The meeting minutes app developed through the Alli LLM App Market is accessible to everyone and produces high-quality summaries, meeting our need for a company-wide solution.
KDDI is continuously exploring new applications for generative AI. For instance, the company is developing user-friendly legal summaries tailored for employees who may not be familiar with complex legal terminology.

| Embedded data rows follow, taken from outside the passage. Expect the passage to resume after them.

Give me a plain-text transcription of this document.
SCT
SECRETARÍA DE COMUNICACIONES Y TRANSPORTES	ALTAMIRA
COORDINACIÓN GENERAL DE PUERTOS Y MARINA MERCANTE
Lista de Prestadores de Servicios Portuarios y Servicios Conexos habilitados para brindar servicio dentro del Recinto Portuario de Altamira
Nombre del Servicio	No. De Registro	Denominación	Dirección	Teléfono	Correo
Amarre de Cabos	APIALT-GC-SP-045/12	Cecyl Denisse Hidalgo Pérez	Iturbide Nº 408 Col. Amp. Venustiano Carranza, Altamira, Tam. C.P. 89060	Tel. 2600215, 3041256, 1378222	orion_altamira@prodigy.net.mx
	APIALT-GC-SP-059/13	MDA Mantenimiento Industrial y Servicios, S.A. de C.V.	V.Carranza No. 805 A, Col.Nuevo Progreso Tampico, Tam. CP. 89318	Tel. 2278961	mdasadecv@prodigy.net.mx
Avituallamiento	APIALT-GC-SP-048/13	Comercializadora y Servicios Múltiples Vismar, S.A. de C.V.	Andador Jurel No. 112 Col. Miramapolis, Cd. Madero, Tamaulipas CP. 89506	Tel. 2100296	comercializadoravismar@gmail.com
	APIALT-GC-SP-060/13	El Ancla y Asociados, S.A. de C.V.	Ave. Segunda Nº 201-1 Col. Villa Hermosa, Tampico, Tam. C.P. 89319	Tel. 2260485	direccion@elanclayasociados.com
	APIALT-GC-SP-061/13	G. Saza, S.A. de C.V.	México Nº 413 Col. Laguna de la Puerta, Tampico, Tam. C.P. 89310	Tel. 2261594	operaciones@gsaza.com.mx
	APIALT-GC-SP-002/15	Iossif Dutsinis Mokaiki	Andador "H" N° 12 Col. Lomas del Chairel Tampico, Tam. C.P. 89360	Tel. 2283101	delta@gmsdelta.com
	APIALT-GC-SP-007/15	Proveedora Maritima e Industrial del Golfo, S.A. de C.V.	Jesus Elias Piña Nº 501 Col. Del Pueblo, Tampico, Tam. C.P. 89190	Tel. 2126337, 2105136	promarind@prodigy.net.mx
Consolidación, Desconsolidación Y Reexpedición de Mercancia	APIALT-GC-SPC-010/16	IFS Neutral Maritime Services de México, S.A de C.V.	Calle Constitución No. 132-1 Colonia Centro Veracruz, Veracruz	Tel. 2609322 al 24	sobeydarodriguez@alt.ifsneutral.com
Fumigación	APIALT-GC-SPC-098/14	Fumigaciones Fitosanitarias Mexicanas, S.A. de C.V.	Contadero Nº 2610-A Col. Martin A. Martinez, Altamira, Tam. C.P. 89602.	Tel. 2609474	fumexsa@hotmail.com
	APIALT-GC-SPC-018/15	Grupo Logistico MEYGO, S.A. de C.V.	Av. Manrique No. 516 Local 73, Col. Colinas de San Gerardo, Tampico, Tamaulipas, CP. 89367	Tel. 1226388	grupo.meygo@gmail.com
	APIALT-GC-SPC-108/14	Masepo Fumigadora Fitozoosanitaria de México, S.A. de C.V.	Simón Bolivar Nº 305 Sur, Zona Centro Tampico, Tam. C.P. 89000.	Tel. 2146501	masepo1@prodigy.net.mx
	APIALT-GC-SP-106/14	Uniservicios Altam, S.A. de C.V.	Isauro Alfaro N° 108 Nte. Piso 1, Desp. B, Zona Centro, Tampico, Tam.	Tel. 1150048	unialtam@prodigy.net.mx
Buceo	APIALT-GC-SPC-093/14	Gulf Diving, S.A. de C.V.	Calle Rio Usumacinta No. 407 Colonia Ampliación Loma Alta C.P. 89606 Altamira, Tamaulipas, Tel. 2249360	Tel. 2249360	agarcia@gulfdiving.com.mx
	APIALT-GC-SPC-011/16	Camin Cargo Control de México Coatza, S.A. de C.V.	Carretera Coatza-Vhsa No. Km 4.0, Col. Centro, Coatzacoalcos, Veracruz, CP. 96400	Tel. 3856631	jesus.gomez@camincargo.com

The success of initiatives like the meeting minutes app highlights the potential of generative AI to drive operational efficiency. By prioritizing accessibility and impactful solutions, KDDI is making generative AI an integral part of its operations, benefiting diverse teams across the organization.
Doi (Allganize):
It seems that evaluating the effectiveness of no-code generative AI platforms was a key focus for you.
Kashimoto (KDDI):
Yes, we also tested other platforms like Dify. While Dify is a no-code tool, it does require some engineering knowledge, such as library setup. It’s a fantastic tool for technically skilled members, offering a lower barrier compared to coding from scratch. It’s particularly useful for engineers looking to streamline their workflows.
Doi:
Indeed, Dify is well-suited for users with coding experience, offering broader capabilities.
Kashimoto:
Exactly. We also explored Copilot Studio, which initially appeared as user-friendly as the Alli LLM App Market. However, as we delved deeper, it became apparent that advanced settings and integrations required coding knowledge. For tasks like detailed configurations or troubleshooting, support from engineering-skilled team members was often necessary.
Doi:
By contrast, the Alli LLM App Market is designed for non-engineers while still allowing seamless system integrations.
Kashimoto:
That’s one of its standout features. It supports non-engineers while maintaining the flexibility to enable deeper functionalities when needed. This dual approach makes it a compelling tool, and we’re excited to explore its potential further.
Doi:
What are your future plans for generative AI in the Data & AI Center?
Kashimoto:
We’re exploring multiple directions. One promising area is AI agents—systems that can handle abstract tasks without detailed prompts and proactively request additional information from humans. These agents would better understand overall context and collaborate more effectively. We’re keen on finding ways to implement such capabilities.
Doi:
AI agents are a major focus for us as well, and we’re steadily implementing features in this area. For example, we’ve developed functions where AI selects the optimal LLM model for a task or auto-generates generative AI apps based on user text input. We’d love to collaborate further on this.
Kashimoto:
That sounds promising. Another potential application is using AI for creative reviews, much like how the Legal Department leverages generative AI. Creative reviews can be time-intensive, so having AI perform an initial check could significantly enhance efficiency.
Doi:
We’ve already launched apps like pharmaceutical compliance checks, which could be adapted to suit your creative review needs. Additionally, we’re heavily investing in Retrieval-Augmented Generation (RAG) to enhance accuracy and usability in enterprise contexts. We’d be happy to support your efforts in this area as well.
Kashimoto:
We’ve noticed your recently published Japanese RAG Leaderboard—it’s very impressive. Our goal is to provide user-friendly RAG tools, and we’ll benchmark our efforts while considering your solutions.
Doi:
We appreciate your feedback. Is there anything else you’d like to see from Allganize?
Kashimoto:
One of the most valuable aspects of your platform is the ability to quickly test the latest LLMs in real business applications. As new models are released, Allganize integrates them rapidly, allowing us to efficiently evaluate their impact through the Alli LLM App Market. This capability is essential for driving productivity improvements across the company.
Doi:
We’ll continue to improve the Alli LLM App Market to meet your expectations.
Thank you for sharing your valuable insights today.